You should view the human body as a complex piece of machinery, with things going in and coming out, transforming and dissolving all the time. Due to these constant changes in the body, your weight can fluctuate dramatically over the course of even just a 24-hour period. Depending on what you ate, how much water you drank, how much sodium was in your food, the time you weighed yourself, and of course, your hormones, your weight will be different. The healthy way to lose weight is to aim for between 1 and 3lbs per week, but don’t let the scales define you.
If person A loses 2lbs in a week and person B loses 4lbs, who has lost the most fat? The answer, is that only a body composition test would be able to tell you. While it may seem that the more weight you lose the better, if you are really restricting your calories, doing a lot of cardio and no strength training, you could be losing muscle rather than fat. It is important to remember that muscle weighs more than fat, and to achieve your ideal body you will need to build muscle and tone up too.
So, while conventional scales may say you have lost just a pound, measuring your ratio of lean muscle and bone mass to body fat could show that you have gained 2lbs of muscle, meaning a total loss of 3lbs of fat. You can measure your muscle and fat ratios by using a Bioelectric Impedance Analysis (BIA) scale, but you can also monitor your progress using a tape measure, for a sign of how your hard work is paying off in other ways.
Like learning, getting healthy and losing weight isn’t just done indoors. Focusing on diet is a great way to lose weight, but counting calories isn’t exactly fun. Instead of thinking about what you can’t do (e.g. eat ice cream), focus on what you can do and get outside and do it! You’re not in gym class any more so you don’t have to worry about being picked last for the team, just find something that you enjoy.
Start doing those Zumba classes, salsa dancing, cycling, Pilates…whatever gets your body moving and your heart beating. To ensure you build muscle and tone up, it is a good idea to incorporate some strength training, such as squats, push-ups, tricep dips and crunches. Building muscle also helps you lose more fat, so your body will be working hard even when you’re not working out.

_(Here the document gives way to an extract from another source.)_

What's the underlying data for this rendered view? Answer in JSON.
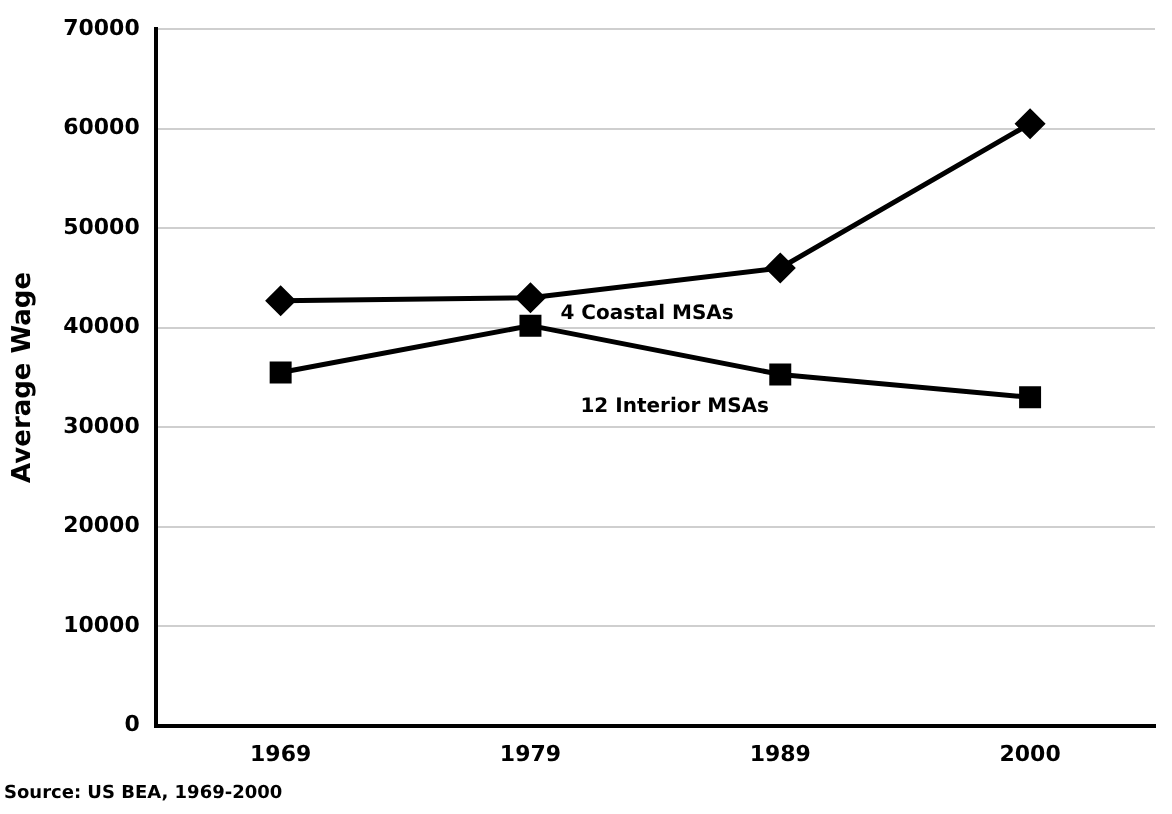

You shouldn’t beat yourself up about past failures to lose weight but you should be able to learn from your history of reaching your goal weight. You may have even achieved it and then gained the weight back, but that doesn’t mean you’re doomed to repeat your mistakes. Perhaps you let your exercise routine slide once you hit your goal, where then a one pound gain turns into a 10 pound gain. Before you knew it, you were right back where you started. If that’s the case, remember that knowledge is power, as you’re now much more informed on what it takes to lose weight.
A great motivator is to keep track of the progress you’ve made, and not just changes related to the scales. While it’s natural to want to report weight loss in numbers, it’s important to remember that your weight loss journey is a marathon, not a sprint. Day to day changes are almost meaningless and very difficult to quantify, so focus on changes over time. Weighing yourself weekly will give you an idea of your progress, but remove as many variables as possible by wearing the same clothes (if any) and weighing at the same time of day.
You should also look at your body composition and how it changes by using measurements, taking photos and trying on old clothes. That way, your scales may be giving you an F, but the jeans you haven’t fit into for years are giving you an A+!It is also a good idea to set goals that aren’t weight-orientated; aim to build up your running speed or the number of push-ups you can do. Keeping a food journal is a great way to monitor how much you’re eating, but why not also write down how you feel. Make a note of your energy levels, or things you can do now that you couldn’t do last month.